Some guy on the train just glared at me. So I'm drinking tequilla out of a dixie cup. Go fuck yourself.
Soo both my 8 year old sister and fuck buddy are named Sarah..
this can't be going anywhere good
nooope. guess which one i texted last nite to come over so i could "punish her pussy"? =\
watching espn. realized that the exact place those sportcenter guys are is where I got laid on the beach last superbowl. my sex spot is broadcasted nationwide
Apparently it costs $70 to clean vomit off the side of our apartment building.
I'm going to be blunt here. I don't actually care what you're doing tonight. I just need to know if I need to shave or not.
He went into the alley to piss and came back a minute later with a case of Bud Select. I'm speechless.
Just watched a deer get gangbanged in my front yard by 5 bucks. Wtf animal kingdom
The sigh of relief when u realize none of your drunk texts will result in permanent damage
It's 3:30pm, I've been out of bed for an hour and spent most of that barfing. We're switching to beer next debate.

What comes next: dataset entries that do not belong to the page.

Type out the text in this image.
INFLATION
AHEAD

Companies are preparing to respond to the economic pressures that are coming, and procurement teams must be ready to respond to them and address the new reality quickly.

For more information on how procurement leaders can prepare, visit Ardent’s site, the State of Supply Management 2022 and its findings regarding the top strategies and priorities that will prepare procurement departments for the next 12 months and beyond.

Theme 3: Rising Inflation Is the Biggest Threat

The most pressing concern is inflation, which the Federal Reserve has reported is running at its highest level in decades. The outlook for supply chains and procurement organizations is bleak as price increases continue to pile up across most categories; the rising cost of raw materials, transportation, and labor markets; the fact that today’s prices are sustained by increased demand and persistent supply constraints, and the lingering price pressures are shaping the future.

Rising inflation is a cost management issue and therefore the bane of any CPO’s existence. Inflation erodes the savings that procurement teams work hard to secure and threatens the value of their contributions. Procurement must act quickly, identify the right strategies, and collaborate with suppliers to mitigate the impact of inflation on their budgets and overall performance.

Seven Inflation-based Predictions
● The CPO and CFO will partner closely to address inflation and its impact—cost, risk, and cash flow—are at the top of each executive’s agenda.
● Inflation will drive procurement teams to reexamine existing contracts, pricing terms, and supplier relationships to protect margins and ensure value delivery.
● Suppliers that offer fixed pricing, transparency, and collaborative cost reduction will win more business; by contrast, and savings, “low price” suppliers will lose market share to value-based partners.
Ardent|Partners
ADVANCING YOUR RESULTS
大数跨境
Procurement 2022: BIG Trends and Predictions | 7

My roommate definitely just walked in on me playing the piano naked.
By piano you mean.....
Like literally a piano.
Ohhhh that's kind of embarrassing.
I got laid two nights in a row
And none for Gretchen Wieners...
not sure what the chiropractor did but my junk deserves a cape now.
He showed me his sex playlist and it looked good, so I slept with him.
I'm still trying to figure out who shit on the coffee table. I have confirmed beyond a reasonable doubt that it wasn't me.
when i woke up w mysterious sticky crap in my hair, i assumed i had another blackout hookup. nope. turns out i made PBJ and proceeded to pass out in it. i ate the evidence when i woke up.